According to The Independent, over a hundred cases of racist and aggressive activities have been reported since the vote out.
The first incidents broke through people sharing videos or images of racial abuse on social media. One Hackney resident, who identified himself as "a member of the Orthodox Jewish" community, posted a video on his Twitter page of a man getting out of his car to racially abuse another driver in Hackney, saying "go back to where you came from" and "speak proper English" despite the man protesting "I was born here". The footage was posted the morning after the vote results came in.
Jenkins then asks him: “Do you think you voted to leave the EU to stop Muslims coming to the country?”
“To stop immigration. The movement of people in Europe, fair enough, but not from Africa, Syria, Iraq or anywhere else,” the man replied.
Other Twitter users were sharing images of hateful printed notices that were pushed through the letterboxes of Polish residents in Huntingdon, Cambridgeshire.
Last night, The Telegraph published a piece by Boris Johnson in which he stated, "It is said that those who voted Leave were mainly driven by anxieties about immigration. I do not believe that is so."
"I cannot stress too much that Britain is part of Europe, and always will be," he added.
For the majority of those who voted Remain there has been scepticism around Boris Johnson for both his impassioned "Out" campaigning and for his potential succession to Cameron as the next Prime Minister. Shortly after the vote, "#BuggerOffBoris" started to trend on Twitter, with celebrity chef Jamie Oliver getting involved via his Instagram account:
A thought for Great Britain... PLEASE READ.. For the last two years, I have been filming all over the world in places where people live the longest, healthiest, happiest and most productive lives studying there food and culture. And now I finish my journey on the beautiful island of Sardinia, where at the end of the day's filming, as the sun set - I looked back and saw the European flag. For me.. symbolic and very sad. But in life you don't always get what you want. So guys, whether you voted In or Out, we are where we are. But at some point soon we all need to come back together and make the best of what will be a very bumpy 5 years. This referendum has fractured Europe, divided families and split the country. The divorce of our European marriage will be very costly and provoke a bitterness towards us as a trusted country in the world...However I do believe in democracy and Britain has spoken. In my own way I will now roll up my sleeves and work harder than ever to make this work. But I BEG YOU ONE THING GREAT BRITAIN ???? Give me Boris fucking Johnson as our Prime Minister and I'm done. I'm out. My faith in us will be broken forever. So speak up people - let's stop being spectators! We can not let this happen- share the shit out of this !! #BuggerOffBoris Trust and building relationships is the only currency that really works. (Tune -- #TemperTrap)

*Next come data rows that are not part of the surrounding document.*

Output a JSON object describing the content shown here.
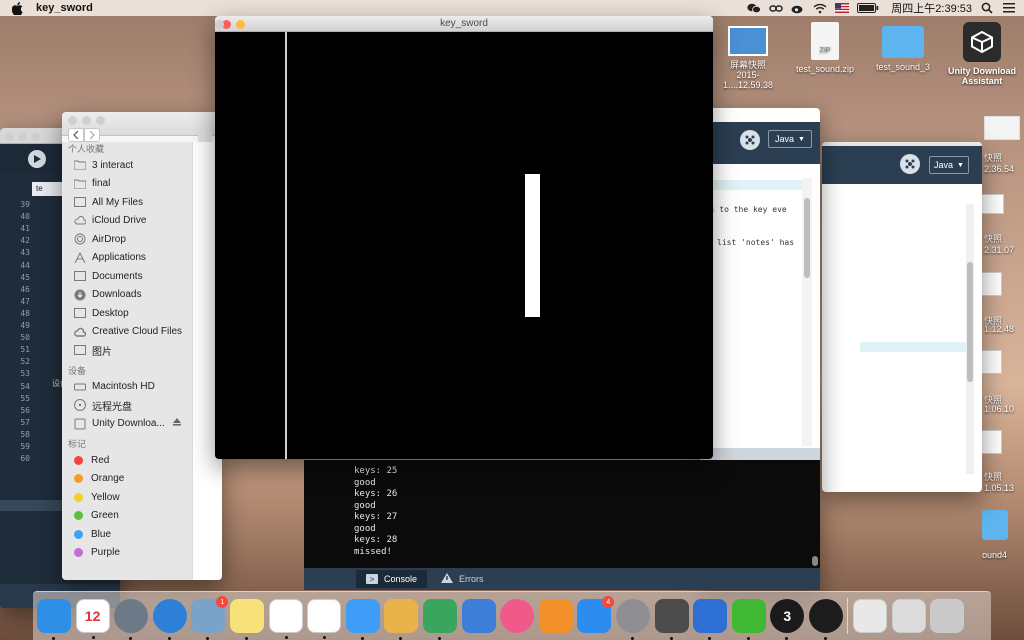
{
  "menubar": {
    "app_name": "key_sword",
    "clock": "周四上午2:39:53",
    "icons": [
      "wechat-icon",
      "link-icon",
      "weibo-icon",
      "wifi-icon",
      "us-flag-icon",
      "battery-icon",
      "search-icon",
      "list-icon"
    ]
  },
  "desktop": {
    "icons": [
      {
        "name": "screenshot",
        "label": "屏幕快照\n2015-1....12.59.38"
      },
      {
        "name": "test-sound-zip",
        "label": "test_sound.zip"
      },
      {
        "name": "test-sound-3",
        "label": "test_sound_3"
      },
      {
        "name": "unity-download-assistant",
        "label": "Unity Download\nAssistant"
      }
    ],
    "right_labels": [
      "快照",
      "2.36.54",
      "快照",
      "2.31.07",
      "快照",
      "1.12.48",
      "快照",
      "1.06.10",
      "快照",
      "1.05.13",
      "ound4"
    ]
  },
  "sketch": {
    "title": "key_sword"
  },
  "finder": {
    "favorites_header": "个人收藏",
    "favorites": [
      {
        "label": "3 interact",
        "icon": "folder-icon"
      },
      {
        "label": "final",
        "icon": "folder-icon"
      },
      {
        "label": "All My Files",
        "icon": "all-files-icon"
      },
      {
        "label": "iCloud Drive",
        "icon": "cloud-icon"
      },
      {
        "label": "AirDrop",
        "icon": "airdrop-icon"
      },
      {
        "label": "Applications",
        "icon": "applications-icon"
      },
      {
        "label": "Documents",
        "icon": "documents-icon"
      },
      {
        "label": "Downloads",
        "icon": "downloads-icon"
      },
      {
        "label": "Desktop",
        "icon": "desktop-icon"
      },
      {
        "label": "Creative Cloud Files",
        "icon": "creative-cloud-icon"
      },
      {
        "label": "图片",
        "icon": "pictures-icon"
      }
    ],
    "devices_header": "设备",
    "devices": [
      {
        "label": "Macintosh HD",
        "icon": "hard-disk-icon"
      },
      {
        "label": "远程光盘",
        "icon": "remote-disc-icon"
      },
      {
        "label": "Unity Downloa...",
        "icon": "disk-image-icon"
      }
    ],
    "tags_header": "标记",
    "tags": [
      {
        "label": "Red",
        "color": "#f3453c"
      },
      {
        "label": "Orange",
        "color": "#f59a2a"
      },
      {
        "label": "Yellow",
        "color": "#f4cf2c"
      },
      {
        "label": "Green",
        "color": "#5cc03f"
      },
      {
        "label": "Blue",
        "color": "#3fa1f0"
      },
      {
        "label": "Purple",
        "color": "#c56ad6"
      }
    ]
  },
  "back_editor": {
    "line_numbers": [
      "39",
      "40",
      "41",
      "42",
      "43",
      "44",
      "45",
      "46",
      "47",
      "48",
      "49",
      "50",
      "51",
      "52",
      "53",
      "54",
      "55",
      "56",
      "57",
      "58",
      "59",
      "60"
    ],
    "side_label": "设备"
  },
  "editor": {
    "mode": "Java",
    "code_fragments": [
      "his to the key eve",
      "list 'notes' has"
    ]
  },
  "editor2": {
    "mode": "Java"
  },
  "console": {
    "lines": [
      "keys: 25",
      "good",
      "keys: 26",
      "good",
      "keys: 27",
      "good",
      "keys: 28",
      "missed!"
    ],
    "tabs": [
      {
        "label": "Console",
        "icon": "console-icon",
        "active": true
      },
      {
        "label": "Errors",
        "icon": "warning-icon",
        "active": false
      }
    ]
  },
  "dock": {
    "apps": [
      {
        "name": "finder",
        "color": "#2f8fe6"
      },
      {
        "name": "calendar",
        "color": "#ffffff",
        "text": "12"
      },
      {
        "name": "launchpad",
        "color": "#6c7a88"
      },
      {
        "name": "safari",
        "color": "#2d7fd8"
      },
      {
        "name": "mail-stamp",
        "color": "#7aa3c7",
        "badge": "1"
      },
      {
        "name": "notes",
        "color": "#f7e27a"
      },
      {
        "name": "reminders",
        "color": "#ffffff"
      },
      {
        "name": "photos",
        "color": "#ffffff"
      },
      {
        "name": "messages",
        "color": "#3f9df7"
      },
      {
        "name": "pages",
        "color": "#e9b24a"
      },
      {
        "name": "numbers",
        "color": "#3aa55d"
      },
      {
        "name": "keynote",
        "color": "#3d7ed9"
      },
      {
        "name": "itunes",
        "color": "#f05a8a"
      },
      {
        "name": "ibooks",
        "color": "#f2902a"
      },
      {
        "name": "app-store",
        "color": "#2d8cf0",
        "badge": "4"
      },
      {
        "name": "system-preferences",
        "color": "#8e8e93"
      },
      {
        "name": "sublime-text",
        "color": "#4b4b4b"
      },
      {
        "name": "teamviewer",
        "color": "#2d6fd2"
      },
      {
        "name": "wechat",
        "color": "#40b834"
      },
      {
        "name": "processing-3",
        "color": "#1a1a1a",
        "text": "3"
      },
      {
        "name": "quicktime",
        "color": "#1c1c1c"
      },
      {
        "name": "downloads-stack",
        "color": "#e8e8e8"
      },
      {
        "name": "documents-stack",
        "color": "#dcdcdc"
      },
      {
        "name": "trash",
        "color": "#c9c9c9"
      }
    ]
  }
}
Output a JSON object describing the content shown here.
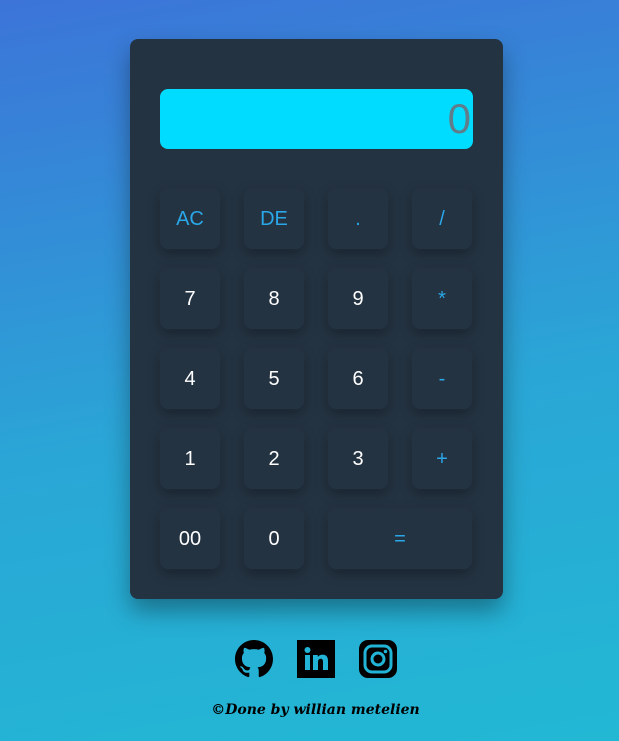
{
  "display": {
    "value": "0"
  },
  "keys": {
    "ac": "AC",
    "de": "DE",
    "dot": ".",
    "divide": "/",
    "seven": "7",
    "eight": "8",
    "nine": "9",
    "multiply": "*",
    "four": "4",
    "five": "5",
    "six": "6",
    "minus": "-",
    "one": "1",
    "two": "2",
    "three": "3",
    "plus": "+",
    "double_zero": "00",
    "zero": "0",
    "equals": "="
  },
  "social": {
    "icons": [
      "github-icon",
      "linkedin-icon",
      "instagram-icon"
    ]
  },
  "footer": {
    "credit": "©Done by willian metelien"
  },
  "colors": {
    "background_top": "#3c74d8",
    "background_bottom": "#22b8d4",
    "calculator_body": "#243342",
    "display_bg": "#00dcff",
    "display_text": "#607d8b",
    "operator_text": "#2aa7e8",
    "digit_text": "#ffffff"
  }
}
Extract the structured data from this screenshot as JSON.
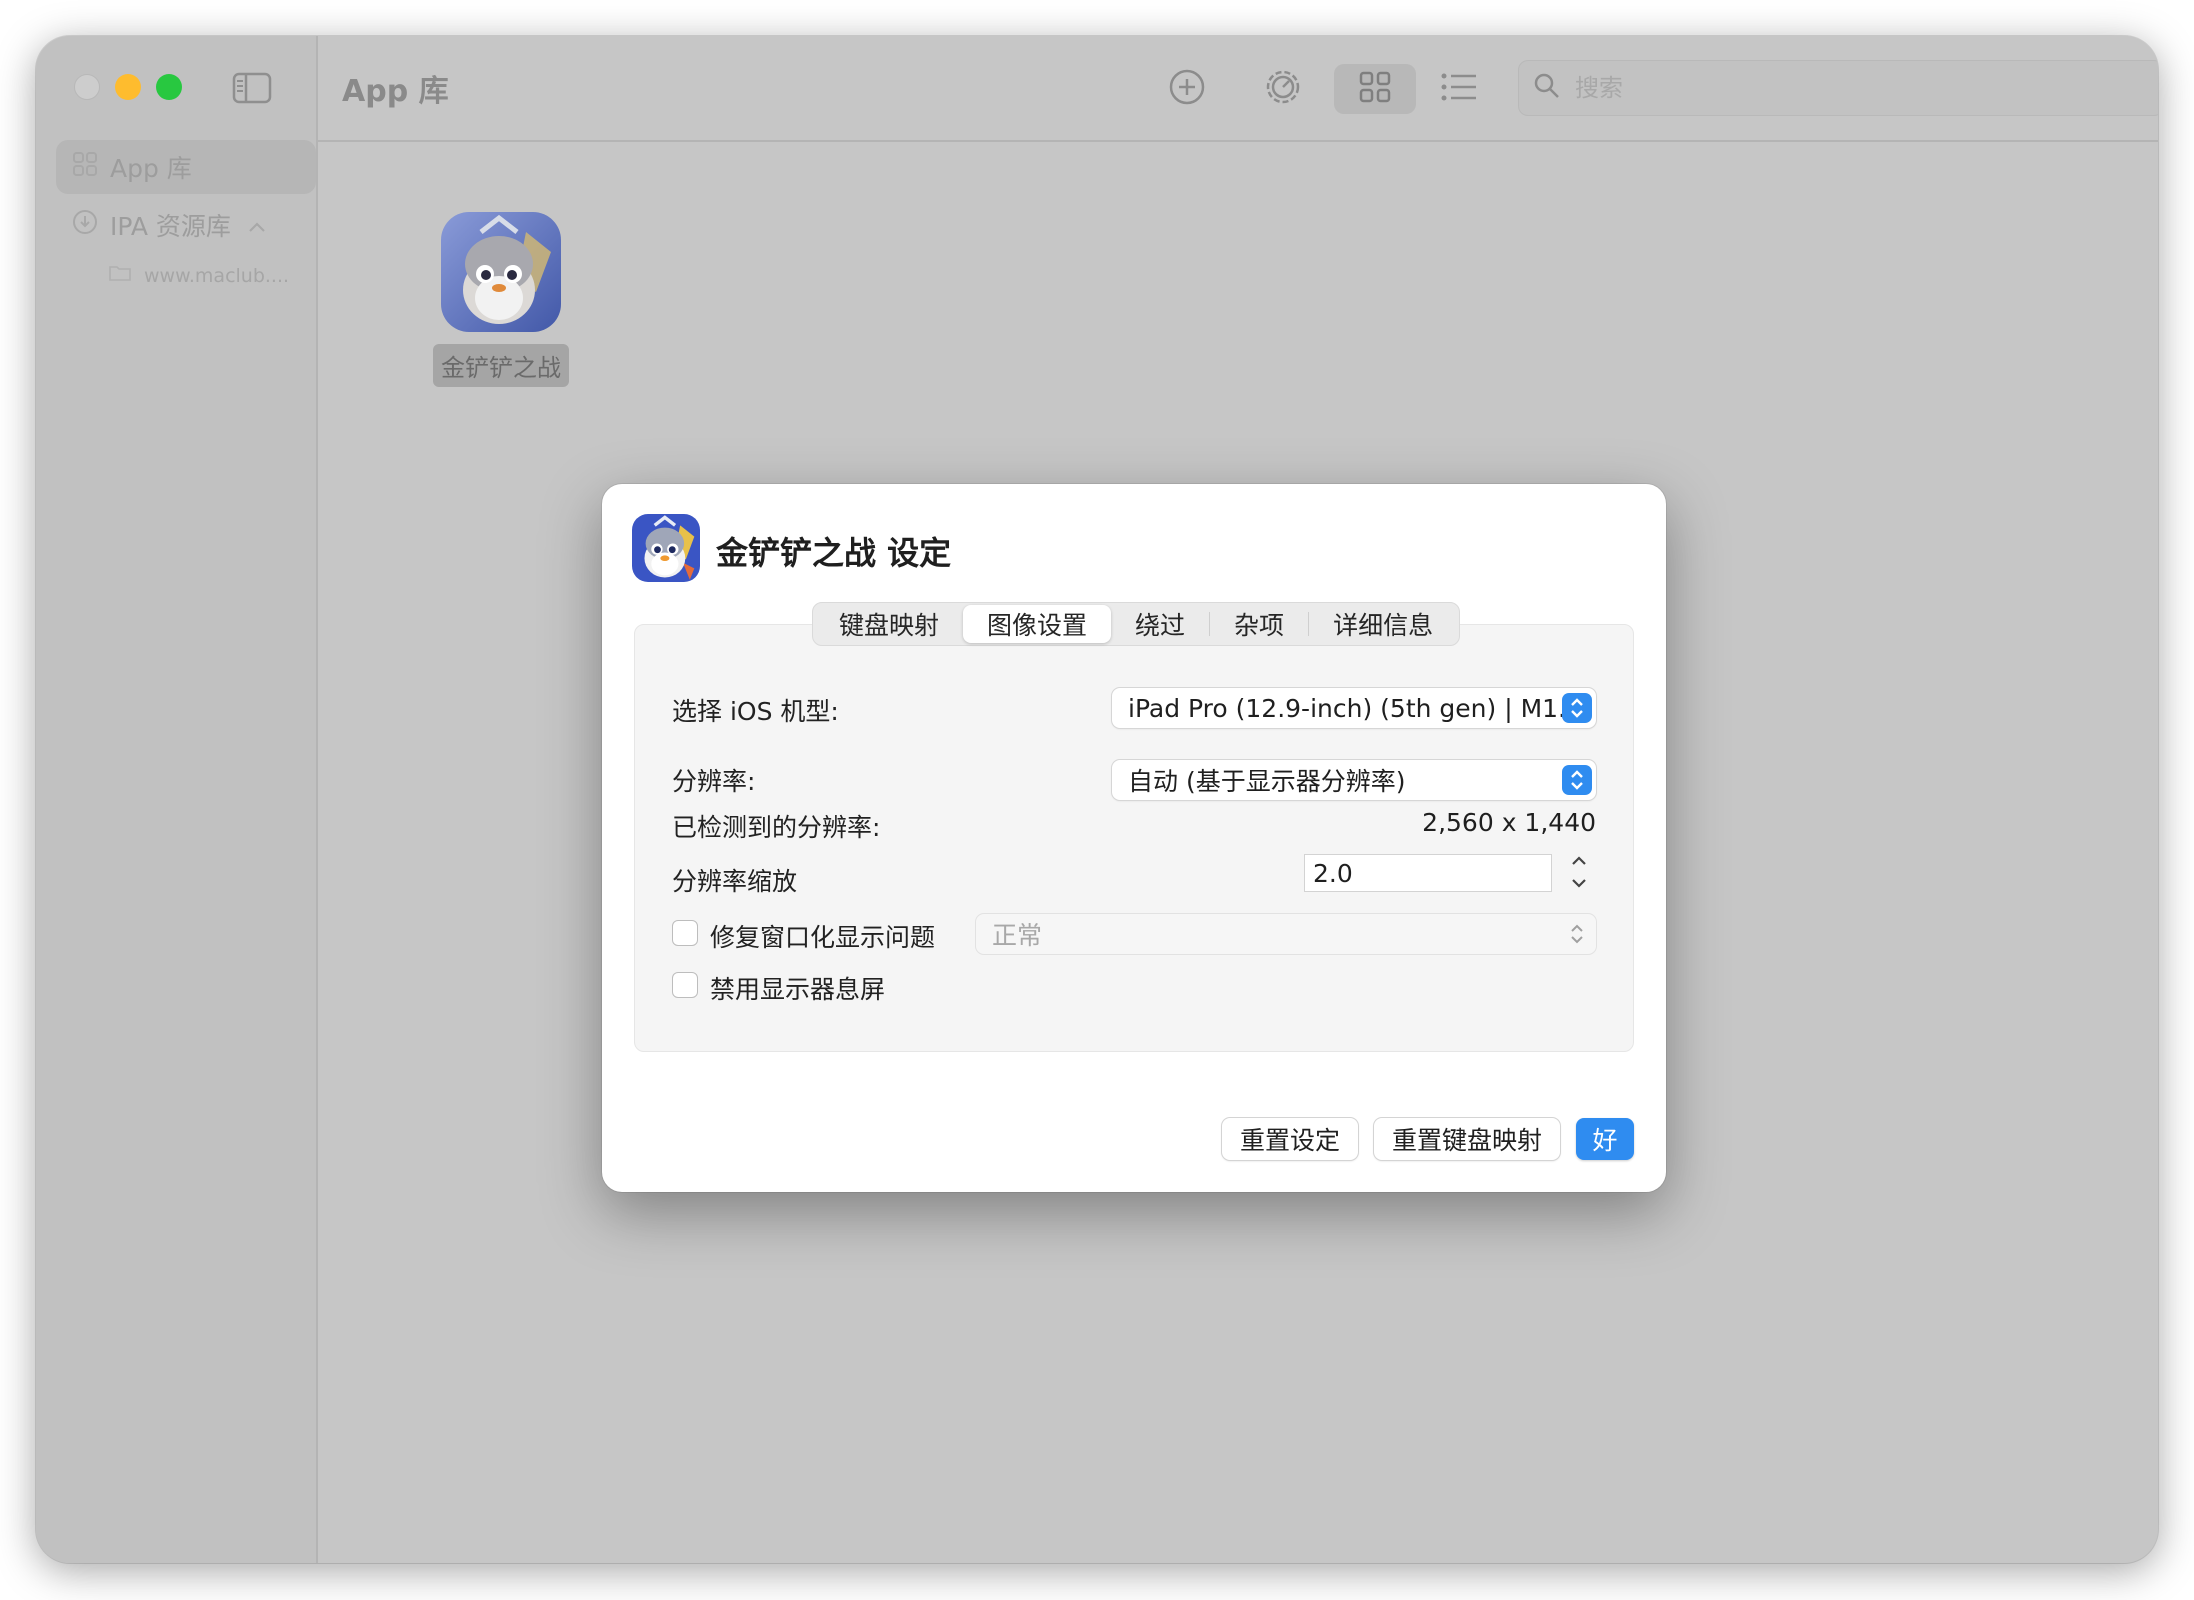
{
  "window": {
    "title": "App 库"
  },
  "sidebar": {
    "items": [
      {
        "label": "App 库",
        "icon": "grid-icon",
        "selected": true
      },
      {
        "label": "IPA 资源库",
        "icon": "download-icon",
        "expanded": true
      }
    ],
    "sub_items": [
      {
        "label": "www.maclub....",
        "icon": "folder-icon"
      }
    ]
  },
  "toolbar": {
    "title": "App 库",
    "buttons": [
      "add-icon",
      "settings-icon",
      "grid-view-icon",
      "list-view-icon"
    ],
    "search_placeholder": "搜索"
  },
  "library": {
    "apps": [
      {
        "name": "金铲铲之战"
      }
    ]
  },
  "dialog": {
    "title": "金铲铲之战 设定",
    "tabs": [
      {
        "label": "键盘映射"
      },
      {
        "label": "图像设置",
        "selected": true
      },
      {
        "label": "绕过"
      },
      {
        "label": "杂项"
      },
      {
        "label": "详细信息"
      }
    ],
    "fields": {
      "ios_model_label": "选择 iOS 机型:",
      "ios_model_value": "iPad Pro (12.9-inch) (5th gen) | M1...",
      "resolution_label": "分辨率:",
      "resolution_value": "自动 (基于显示器分辨率)",
      "detected_label": "已检测到的分辨率:",
      "detected_value": "2,560 x 1,440",
      "scale_label": "分辨率缩放",
      "scale_value": "2.0",
      "fix_window_label": "修复窗口化显示问题",
      "fix_window_checked": false,
      "fix_window_mode": "正常",
      "disable_sleep_label": "禁用显示器息屏",
      "disable_sleep_checked": false
    },
    "buttons": {
      "reset_settings": "重置设定",
      "reset_keymap": "重置键盘映射",
      "ok": "好"
    }
  },
  "colors": {
    "accent": "#2f8cf0",
    "traffic_min": "#febc2e",
    "traffic_max": "#28c840"
  }
}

The BBC reported this morning that the Chancellor of The Exchequer, George Osbourne, has declared Britain in a "position of strength" in regards to the economy, despite The Evening Standard reporting the pound hitting a low only seen 31-years ago against the U.S. dollar.
As Cameron announced in his post-Brexit speech, we should expect a new Prime Minister in time for the Conservative Party Conference in October. Until then, according to The Telegraph, George Osbourne has said there will be no emergency budget and that there will be a need for an "adjustment" to the budget, but not until a new Prime Minister is in place.